If I were unlucky enough to be called to jury duty in the Steven Hayes murder trial in New Haven, I would bring along a toothbrush and a change of underwear — just in case.
At some point in the jury selection process, I might be asked if there was any reason why I shouldn’t be chosen to serve on the jury. My response: Yes, I think capital felony murder cases in Connecticut are a disgrace and a fraud and a terrible injustice to jurors, because even if we go through the wrenching process of finding the defendant guilty, the State of Connecticut has no intention of actually executing him.
That would get me off the jury — but it might well also get me slapped with a contempt citation and a few days in the slammer. Can’t tell the truth about the death penalty. That borders on a felony.
The horrific 2007 murder-rape incident in Cheshire captured the public imagination at the time — well-known, popular doctor, wife and two sweet daughters, victimized by two creeps. It’s now 2010, of course, and a trial for creature number one, Stephen Hayes, hasn’t even gotten through jury selection.
Given that Hayes is only 46 years old, he is likely to outlive many of the people involved in is prosecution.
The trial has been delayed by squabbles about conditions in his cell, his competency to stand trial, and, of course, there was that messy business of Hayes trying to commit suicide — prompting the state to work very hard to bring him back to life — so it could continue to pretend that it wants to execute him.
Since there are men on “death row” in Connecticut with convictions dating back to the 1980s, there is a very strong chance that Hayes will be eligible for senior citizen discounts long before he is ever threatened with a needle in the arm.
Every year or two, the legislature mumbles about perhaps, maybe, ditching or clarifying that silly death penalty business — but, of course, it never happens. How much better it is to be “tough on crime” by pretending to support a death penalty that never seems to involve actually executing anyone.

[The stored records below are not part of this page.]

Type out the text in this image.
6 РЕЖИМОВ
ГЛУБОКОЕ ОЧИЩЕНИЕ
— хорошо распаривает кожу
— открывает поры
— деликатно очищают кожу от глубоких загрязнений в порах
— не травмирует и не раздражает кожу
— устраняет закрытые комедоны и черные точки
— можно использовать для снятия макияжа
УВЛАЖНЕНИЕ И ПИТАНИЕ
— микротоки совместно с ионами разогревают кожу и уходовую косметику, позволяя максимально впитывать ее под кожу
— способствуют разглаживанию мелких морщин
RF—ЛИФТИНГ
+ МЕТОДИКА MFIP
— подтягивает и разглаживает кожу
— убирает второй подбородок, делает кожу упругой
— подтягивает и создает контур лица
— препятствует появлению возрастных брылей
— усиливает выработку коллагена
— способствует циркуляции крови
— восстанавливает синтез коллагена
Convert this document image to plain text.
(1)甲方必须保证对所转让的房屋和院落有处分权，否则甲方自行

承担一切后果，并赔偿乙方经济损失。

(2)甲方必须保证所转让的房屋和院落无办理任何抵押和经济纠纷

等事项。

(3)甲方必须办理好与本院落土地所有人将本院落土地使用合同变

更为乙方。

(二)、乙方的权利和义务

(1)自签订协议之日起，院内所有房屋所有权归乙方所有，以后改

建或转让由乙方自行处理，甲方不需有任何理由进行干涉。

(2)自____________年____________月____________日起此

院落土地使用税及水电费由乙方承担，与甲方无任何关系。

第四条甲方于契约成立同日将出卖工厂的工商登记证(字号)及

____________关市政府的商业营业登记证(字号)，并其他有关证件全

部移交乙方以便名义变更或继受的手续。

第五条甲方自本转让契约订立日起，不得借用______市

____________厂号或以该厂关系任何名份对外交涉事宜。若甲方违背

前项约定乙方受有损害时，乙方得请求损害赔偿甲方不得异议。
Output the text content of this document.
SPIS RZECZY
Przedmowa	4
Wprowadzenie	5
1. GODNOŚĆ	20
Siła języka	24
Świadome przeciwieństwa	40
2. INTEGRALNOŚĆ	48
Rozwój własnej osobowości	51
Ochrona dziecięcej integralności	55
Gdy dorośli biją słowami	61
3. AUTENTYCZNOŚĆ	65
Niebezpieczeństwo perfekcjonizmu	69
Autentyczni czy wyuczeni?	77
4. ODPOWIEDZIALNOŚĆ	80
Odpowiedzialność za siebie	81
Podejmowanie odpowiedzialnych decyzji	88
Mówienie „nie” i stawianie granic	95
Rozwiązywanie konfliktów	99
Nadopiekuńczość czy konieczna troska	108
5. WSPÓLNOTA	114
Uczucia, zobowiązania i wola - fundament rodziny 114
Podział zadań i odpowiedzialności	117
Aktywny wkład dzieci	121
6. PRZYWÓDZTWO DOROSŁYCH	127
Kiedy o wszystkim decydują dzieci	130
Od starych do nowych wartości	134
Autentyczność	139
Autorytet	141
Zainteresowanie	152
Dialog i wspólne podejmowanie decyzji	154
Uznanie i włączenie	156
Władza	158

The timing of the Hayes pill overdose has its lovely irony. At the same time Washington has twisted itself into all manner of philosophical pretzel about medical care for the poor and dislocated and confused and shakily employed middle class, there was the creepy Mr. Hayes being tended to with all due speed and diligence at the UConn medical center — so that he could be prettied up once more for his capital murder case and theoretical execution.
It’s been an interesting year to mull the gutlessness of politicians who ignore the rule of law for their own political purposes. In February, Viva Nash, a murderous, amoral creature who, among his string of lovely crimes, murdered a Connecticut police officer in 1947, died as a death row inmate in Arizona — at the age of 94. It’s not easy to be executed in America — quite aside from what the statutes might say in any particular jurisdiction. Nash was sentenced to death in 1983.
As with Stephen Hayes in Connecticut, the occasional murderous creature will attempt to save the politicians the bother of all that death penalty versus life-in-prison rhetoric and debate. Earlier this month, a prisoner in Texas who pleaded guilty to killing his common-law wife and his mother committed suicide in his cell.
The government costs of pretending to try someone for a death-penalty crime can run into the millions of dollars. The alternative is often to negotiate a deal and avoid the embarrassment.
Reasonable folks can differ about the merits of a death penalty. But to pretend to have a death penalty — and not mean it — commits a fraud upon the citizens who expect justice to be done.
Laurence D. Cohen is a freelance writer.